City had exited the same UEFA competition at the same stage, but Luke Moore’s winner for Swansea and Mikel Arteta’s late strike for Arsenal seemed to have put the title beyond their grasp. United had taken the role of 1997-98 Arsenal, and City had seemingly left themselves with too much to do and too little time in which to do it – even a victory in the Manchester Derby wouldn’t have been enough without United dropping a further five points from a welcoming set of fixtures: none of their five other opponents was higher than seventh in the league.

Wigan’s victory through a Shaun Maloney curler was the first shock, but United looked to have put that behind them when they swatted Aston Villa aside by four goals to nil and took a 4-2 lead into the final eight minutes of their match against Everton.

Nikica Jelavić capitalised on some sleepy defending to halve the deficit, before Steven Pienaar stole in unmarked to level. After that point, City refused to blink until the final day. After that… well, we all know what happened.

Liverpool and Chelsea 2013-14

When we look at the 2013-14 campaign, we often turn to the Gerrard slip and Crystanbul as evidence of Liverpool letting the pressure get to them. However, they weren’t the only ones.

In truth, Liverpool had only played themselves into contention through the panic of others. Yes, a win over a depleted Chelsea side would have surely given the Reds the title, but they needed an 11-game winning run to even get into that position.

A month earlier, Chelsea had temporarily gone seven points clear with a 4-0 demolition of 10-man Spurs, though Liverpool, Arsenal and Manchester City all had games in hand.

Seven of their final nine games were against teams in the bottom half of the table, with the other two against Arsenal at home and Liverpool away. That they beat the two top-four opponents and still ended up finishing third gives you an idea of how dramatic and unlikely their eventual collapse was.

Choking is often condensed into the games against a team’s nearest rivals, but José Mourinho has rarely struggled to motivate his teams for such occasions, and so it proved with a 6-0 win over Arsenal and that two-goal victory at Anfield.

It’s also characterised by an element of self-destruction, and the Blues had that in spades.

Two players saw red in a defeat to an Aston Villa side which would lose 10 of their final 15 games, before they went down to struggling Crystal Palace after John Terry headed past his own goalkeeper.
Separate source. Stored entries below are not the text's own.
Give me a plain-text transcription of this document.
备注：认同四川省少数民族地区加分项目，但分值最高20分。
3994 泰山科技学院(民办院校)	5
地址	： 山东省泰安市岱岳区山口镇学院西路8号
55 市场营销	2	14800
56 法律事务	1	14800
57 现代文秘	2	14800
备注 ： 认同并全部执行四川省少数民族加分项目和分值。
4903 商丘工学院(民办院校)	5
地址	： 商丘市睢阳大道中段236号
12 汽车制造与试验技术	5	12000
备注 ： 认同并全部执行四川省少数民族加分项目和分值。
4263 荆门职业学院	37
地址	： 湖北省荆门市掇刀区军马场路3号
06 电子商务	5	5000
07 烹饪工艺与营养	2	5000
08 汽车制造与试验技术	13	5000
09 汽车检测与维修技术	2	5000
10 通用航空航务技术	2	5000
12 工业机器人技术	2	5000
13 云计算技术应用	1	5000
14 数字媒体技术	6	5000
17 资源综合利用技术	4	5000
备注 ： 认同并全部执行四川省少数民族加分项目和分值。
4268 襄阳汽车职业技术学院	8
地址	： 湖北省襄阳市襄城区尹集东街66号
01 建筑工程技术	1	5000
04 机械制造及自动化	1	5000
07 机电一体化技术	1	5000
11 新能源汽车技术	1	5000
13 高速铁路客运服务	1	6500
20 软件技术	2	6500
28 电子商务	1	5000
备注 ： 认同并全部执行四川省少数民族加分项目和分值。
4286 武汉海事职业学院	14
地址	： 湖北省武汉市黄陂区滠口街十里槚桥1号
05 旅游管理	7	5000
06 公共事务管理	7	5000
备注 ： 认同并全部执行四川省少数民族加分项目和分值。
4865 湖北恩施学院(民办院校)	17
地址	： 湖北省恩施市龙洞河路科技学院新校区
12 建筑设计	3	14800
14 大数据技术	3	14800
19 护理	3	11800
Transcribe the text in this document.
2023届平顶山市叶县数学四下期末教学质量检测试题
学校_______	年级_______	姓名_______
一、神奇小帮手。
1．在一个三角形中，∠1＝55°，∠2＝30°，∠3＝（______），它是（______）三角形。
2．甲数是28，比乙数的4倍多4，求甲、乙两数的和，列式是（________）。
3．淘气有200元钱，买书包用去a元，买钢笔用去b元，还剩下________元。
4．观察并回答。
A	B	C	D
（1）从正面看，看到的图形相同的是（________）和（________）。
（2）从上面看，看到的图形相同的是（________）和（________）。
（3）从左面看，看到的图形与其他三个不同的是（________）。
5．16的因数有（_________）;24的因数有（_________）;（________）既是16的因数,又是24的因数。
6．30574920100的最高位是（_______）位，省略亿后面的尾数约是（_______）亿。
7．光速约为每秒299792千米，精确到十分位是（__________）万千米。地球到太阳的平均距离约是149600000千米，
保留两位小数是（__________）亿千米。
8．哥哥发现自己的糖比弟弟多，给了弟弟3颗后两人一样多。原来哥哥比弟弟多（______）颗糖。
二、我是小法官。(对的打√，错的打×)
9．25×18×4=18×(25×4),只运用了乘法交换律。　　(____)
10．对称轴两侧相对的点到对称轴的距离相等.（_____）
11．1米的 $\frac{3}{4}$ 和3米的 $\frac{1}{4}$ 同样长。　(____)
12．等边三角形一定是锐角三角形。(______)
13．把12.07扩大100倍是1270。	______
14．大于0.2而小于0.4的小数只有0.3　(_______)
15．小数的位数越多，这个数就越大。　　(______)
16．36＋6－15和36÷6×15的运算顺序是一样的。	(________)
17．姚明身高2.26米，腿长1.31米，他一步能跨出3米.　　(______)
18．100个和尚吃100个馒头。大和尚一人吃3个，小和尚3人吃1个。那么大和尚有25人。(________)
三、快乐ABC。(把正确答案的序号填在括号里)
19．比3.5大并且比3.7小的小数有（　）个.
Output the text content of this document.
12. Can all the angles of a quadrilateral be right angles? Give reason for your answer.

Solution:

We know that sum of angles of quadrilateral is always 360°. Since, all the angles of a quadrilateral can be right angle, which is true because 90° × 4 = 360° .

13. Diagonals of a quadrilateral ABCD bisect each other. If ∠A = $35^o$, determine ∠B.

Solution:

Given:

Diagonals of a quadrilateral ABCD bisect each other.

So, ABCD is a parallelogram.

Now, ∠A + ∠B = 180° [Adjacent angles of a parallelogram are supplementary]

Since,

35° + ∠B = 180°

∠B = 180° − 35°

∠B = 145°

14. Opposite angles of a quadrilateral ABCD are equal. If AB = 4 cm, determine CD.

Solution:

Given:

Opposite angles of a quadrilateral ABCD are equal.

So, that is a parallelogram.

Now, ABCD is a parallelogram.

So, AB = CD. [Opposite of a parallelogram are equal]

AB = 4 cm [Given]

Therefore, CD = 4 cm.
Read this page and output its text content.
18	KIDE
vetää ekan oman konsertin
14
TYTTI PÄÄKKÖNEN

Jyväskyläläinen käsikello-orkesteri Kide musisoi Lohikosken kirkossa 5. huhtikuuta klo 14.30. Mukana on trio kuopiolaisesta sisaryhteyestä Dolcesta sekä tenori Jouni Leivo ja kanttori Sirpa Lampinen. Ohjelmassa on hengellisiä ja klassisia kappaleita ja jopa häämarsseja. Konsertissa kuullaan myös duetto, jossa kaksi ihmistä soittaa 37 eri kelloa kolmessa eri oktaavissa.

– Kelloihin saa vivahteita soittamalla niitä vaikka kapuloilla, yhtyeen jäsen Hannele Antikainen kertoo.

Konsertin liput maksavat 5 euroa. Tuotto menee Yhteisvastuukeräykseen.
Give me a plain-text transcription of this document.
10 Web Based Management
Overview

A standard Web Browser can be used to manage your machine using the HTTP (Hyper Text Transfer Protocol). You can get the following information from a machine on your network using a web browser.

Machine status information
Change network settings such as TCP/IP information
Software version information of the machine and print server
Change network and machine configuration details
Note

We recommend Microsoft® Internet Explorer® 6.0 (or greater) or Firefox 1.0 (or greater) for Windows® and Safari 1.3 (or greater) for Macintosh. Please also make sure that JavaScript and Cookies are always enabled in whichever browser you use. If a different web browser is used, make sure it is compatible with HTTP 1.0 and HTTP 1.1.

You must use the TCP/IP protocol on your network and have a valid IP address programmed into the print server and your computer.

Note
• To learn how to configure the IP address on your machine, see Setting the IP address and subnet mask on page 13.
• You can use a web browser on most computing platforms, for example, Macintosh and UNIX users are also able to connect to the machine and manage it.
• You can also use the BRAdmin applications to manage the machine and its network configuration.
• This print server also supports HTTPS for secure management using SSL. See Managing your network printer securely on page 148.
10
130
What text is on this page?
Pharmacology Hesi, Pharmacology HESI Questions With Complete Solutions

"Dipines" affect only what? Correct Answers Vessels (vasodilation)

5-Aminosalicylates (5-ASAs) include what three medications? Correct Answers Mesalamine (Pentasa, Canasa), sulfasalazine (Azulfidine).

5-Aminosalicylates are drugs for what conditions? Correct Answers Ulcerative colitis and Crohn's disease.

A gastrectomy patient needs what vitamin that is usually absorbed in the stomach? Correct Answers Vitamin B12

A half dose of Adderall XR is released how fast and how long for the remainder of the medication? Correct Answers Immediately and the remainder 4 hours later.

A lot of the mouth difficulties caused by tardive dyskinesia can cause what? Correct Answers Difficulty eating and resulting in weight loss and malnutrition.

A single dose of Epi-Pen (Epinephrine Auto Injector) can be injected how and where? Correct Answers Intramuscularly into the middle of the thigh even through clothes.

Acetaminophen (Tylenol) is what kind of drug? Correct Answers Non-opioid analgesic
The trifecta was completed against a seemingly dead-in-the-water Sunderland side, who were going into the game with just two points from their previous nine games. Chelsea even took the lead in that one, only for the visitors’ comeback to be completed by Fabio Borini, a man who left Stamford Bridge for less than £1m just three years prior.

So yes, bring up the Gerrard slip all you want, but Chelsea’s self-destruction was a wonderfully collective effort. It takes a lot for so many component parts to come together in self-sabotage, and this collapse deserves more of your attention.